The flow of foreign militants to Pakistan worries Western governments, which fear the south Asian country has replaced Iraq as the place to go for aspiring Islamists planning attacks on the West …
The goal today for these young men is to fight U.S. forces in neighbouring Afghanistan or to gain the skills to carry out attacks back home in the Middle East, Africa or the West.
Now, porous borders, corrupt officials and inventive smugglers mean a determined foreigner has little problem simply entering Pakistan, experts say, although reaching a camp in the Federally Administered Tribal Areas can be harder due to U.S. drone attacks and tougher security checks by militant groups.
Counter-terrorism experts also say that Somalia and Yemen are also emerging as destinations for aspiring al Qaeda fighters.
Rob Wainwright, Director of the European Union police agency Europol
“We see a pattern which shows Afghanistan and Pakistan seem to have replaced Iraq as preferred destinations for volunteers wishing to engage in armed conflict … We still see that recruits travel to training camps as part of their radicalisation process.
“Those who get training on the Pakistani-Afghan border are from various backgrounds — for example European converts and persons with Arab, North African and Turkish backgrounds.”
Richard Barrett, coordinator of the U.N.’s al Qaeda-Taliban monitoring team.
“Training over the last couple of years has typically taken place in small compounds which you find throughout the area of northwest Pakistan, rather than in large purpose-built camps. I have also heard of it taking place in apartments or houses in places like Karachi. It is hard to spot and quantify.”
Brian Glyn Williams, Associate Professor of Islamic History at the University of Massachusetts at Dartmouth.
“I’ve seen epitaphs of Kazakhs, Turks, Azerbaijanis, and Uzbekistanis on recent jihadi websites (related to the Afghanistan-Pakistan conflict zone).
Raphael Perl, Head of the Action Against Terrorism Unit at the Organisation for Security and Cooperation in Europe.
“There’s no question that people are still going and the campaign to recruit people has intensified greatly.
“A small percentage go into active operations immediately.

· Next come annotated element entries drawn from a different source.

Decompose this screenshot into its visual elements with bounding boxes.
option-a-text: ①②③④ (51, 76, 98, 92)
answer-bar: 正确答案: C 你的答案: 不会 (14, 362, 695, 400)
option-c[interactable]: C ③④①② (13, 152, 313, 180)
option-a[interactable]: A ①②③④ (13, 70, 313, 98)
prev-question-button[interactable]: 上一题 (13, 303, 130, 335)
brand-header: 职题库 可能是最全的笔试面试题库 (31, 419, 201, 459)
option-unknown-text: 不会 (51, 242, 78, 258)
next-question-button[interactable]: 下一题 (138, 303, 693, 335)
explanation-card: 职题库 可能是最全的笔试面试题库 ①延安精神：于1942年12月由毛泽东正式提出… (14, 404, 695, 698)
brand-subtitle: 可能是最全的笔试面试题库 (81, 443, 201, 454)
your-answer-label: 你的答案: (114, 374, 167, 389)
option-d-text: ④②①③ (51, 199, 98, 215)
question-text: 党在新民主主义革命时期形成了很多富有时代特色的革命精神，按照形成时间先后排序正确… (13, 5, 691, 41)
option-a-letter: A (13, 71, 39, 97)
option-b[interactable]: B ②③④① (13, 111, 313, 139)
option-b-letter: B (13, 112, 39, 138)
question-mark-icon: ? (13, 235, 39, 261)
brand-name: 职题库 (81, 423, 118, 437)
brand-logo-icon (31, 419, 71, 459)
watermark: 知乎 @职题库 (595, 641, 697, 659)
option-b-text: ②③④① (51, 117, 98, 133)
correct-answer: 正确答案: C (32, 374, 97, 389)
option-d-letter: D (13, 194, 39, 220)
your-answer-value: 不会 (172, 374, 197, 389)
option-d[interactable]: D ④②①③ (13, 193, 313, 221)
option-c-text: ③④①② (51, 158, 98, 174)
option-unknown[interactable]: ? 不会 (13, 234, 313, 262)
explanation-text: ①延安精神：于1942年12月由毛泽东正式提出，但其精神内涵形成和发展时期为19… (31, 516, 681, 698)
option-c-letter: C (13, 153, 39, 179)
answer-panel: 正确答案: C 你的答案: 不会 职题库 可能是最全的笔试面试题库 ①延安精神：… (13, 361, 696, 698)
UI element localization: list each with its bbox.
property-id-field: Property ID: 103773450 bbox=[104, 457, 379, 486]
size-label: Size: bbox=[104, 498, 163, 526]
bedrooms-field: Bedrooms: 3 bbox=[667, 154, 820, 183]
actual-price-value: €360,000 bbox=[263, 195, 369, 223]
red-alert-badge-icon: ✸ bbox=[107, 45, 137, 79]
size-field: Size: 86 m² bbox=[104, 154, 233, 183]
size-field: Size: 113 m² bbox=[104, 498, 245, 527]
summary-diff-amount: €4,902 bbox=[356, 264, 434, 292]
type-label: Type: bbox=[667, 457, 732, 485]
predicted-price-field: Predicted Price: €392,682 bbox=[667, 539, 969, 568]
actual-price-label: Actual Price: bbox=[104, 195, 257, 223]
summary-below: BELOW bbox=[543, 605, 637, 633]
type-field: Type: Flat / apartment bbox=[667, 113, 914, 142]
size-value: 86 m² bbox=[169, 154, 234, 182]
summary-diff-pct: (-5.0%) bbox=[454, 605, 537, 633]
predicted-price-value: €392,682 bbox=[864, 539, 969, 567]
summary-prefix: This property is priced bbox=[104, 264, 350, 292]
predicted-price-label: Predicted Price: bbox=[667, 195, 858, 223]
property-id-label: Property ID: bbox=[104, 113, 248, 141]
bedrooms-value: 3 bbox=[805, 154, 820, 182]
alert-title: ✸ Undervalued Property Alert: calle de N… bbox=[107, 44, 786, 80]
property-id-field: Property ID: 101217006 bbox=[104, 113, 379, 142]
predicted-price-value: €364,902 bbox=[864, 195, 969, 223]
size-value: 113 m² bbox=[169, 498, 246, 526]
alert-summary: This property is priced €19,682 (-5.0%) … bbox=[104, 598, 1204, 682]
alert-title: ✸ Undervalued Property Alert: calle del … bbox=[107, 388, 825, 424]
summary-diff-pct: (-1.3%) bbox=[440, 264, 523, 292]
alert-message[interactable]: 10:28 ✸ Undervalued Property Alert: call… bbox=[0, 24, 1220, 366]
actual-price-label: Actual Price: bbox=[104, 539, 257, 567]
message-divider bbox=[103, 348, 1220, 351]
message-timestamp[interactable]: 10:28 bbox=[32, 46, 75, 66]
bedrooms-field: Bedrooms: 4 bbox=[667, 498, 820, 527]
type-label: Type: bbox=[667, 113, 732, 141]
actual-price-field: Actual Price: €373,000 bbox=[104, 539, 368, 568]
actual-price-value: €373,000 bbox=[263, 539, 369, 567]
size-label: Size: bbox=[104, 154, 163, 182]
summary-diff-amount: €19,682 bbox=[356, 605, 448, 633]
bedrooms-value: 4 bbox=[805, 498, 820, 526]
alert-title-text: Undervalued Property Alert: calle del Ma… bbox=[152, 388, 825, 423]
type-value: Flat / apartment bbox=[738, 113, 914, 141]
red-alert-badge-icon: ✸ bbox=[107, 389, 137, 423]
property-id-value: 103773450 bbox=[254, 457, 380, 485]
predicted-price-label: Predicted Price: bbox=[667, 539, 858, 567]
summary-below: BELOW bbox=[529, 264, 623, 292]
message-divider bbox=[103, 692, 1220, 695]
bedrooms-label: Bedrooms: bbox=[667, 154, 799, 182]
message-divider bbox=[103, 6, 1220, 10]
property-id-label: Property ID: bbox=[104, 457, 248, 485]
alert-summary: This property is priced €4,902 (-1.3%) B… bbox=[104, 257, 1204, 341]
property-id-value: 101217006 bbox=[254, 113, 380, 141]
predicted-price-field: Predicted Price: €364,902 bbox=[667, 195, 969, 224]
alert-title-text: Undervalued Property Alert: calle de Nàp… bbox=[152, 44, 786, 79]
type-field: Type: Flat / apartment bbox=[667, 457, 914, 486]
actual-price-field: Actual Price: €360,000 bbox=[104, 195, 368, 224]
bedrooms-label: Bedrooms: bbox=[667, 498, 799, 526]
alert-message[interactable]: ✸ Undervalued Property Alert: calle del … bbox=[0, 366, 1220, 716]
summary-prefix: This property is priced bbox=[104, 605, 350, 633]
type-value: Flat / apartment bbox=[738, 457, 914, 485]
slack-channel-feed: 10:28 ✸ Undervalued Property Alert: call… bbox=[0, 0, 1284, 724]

Some are just used for cannon fodder, in that part of Asia. And some of the very capable ones are sent back and told blend into society.”
Noman Benotman, Libyan former anti-Soviet fighter in Afghanistan.
“I think the message many Arabs receive from al Qaeda leaders nowadays is – don’t come here (to Pakistan). We don’t need you here: Go to Yemen’.”
“And we have seen a move to Yemen, mainly by Saudis, to strengthen the al Qaeda base there. It represents a big danger.”
Pakistan is front and center in terms of the training and indoctrination of globalist Jihadi fighters, and the three locations to which they are being sent, if not for their homelands to lay low until used, are Pakistan / Afghanistan, Yemen and Somalia. Finally, there has been an evolution in the training of the jihadists.
Mustafa Alani, Gulf Research Centre
(Whether in Pakistan or Yemen), the major al Qaeda investment is in recruitment, not training. Most action now involves suicide bombers or exploding a car by remote control. This mainly requires influencing the mind of the subject, while most of the physical training can be done in a room. The old-style camps we saw on the publicity videos, where fighters climb over obstacles or go across fires, are mostly in the past. The groups have passed this stage. Now it is about how to evade things like monitoring in an airport. And that is a response to the new technology of counter-terrorism.”
There is good news and bad news. First the good. The drone attacks have been at least moderately successful, and so the recruits have been driven indoors or onto smaller compounds. This means that classical guerrilla warfare conducted with hit and run attacks by small arms fire, small munitions, and so forth, may be training that the recruits have not had.
Now for the bad news. The new recruits may know how to avoid detection in transit, and may in fact have uttered vows of death as they strap suicide bombs to themselves. And for more bad news. The recruits who are sent to the front lines in Pakistan or Afghanistan learn guerrilla warfare with haste. There is no replacement for human intelligence, and we must be pursuing direct knowledge of these operations.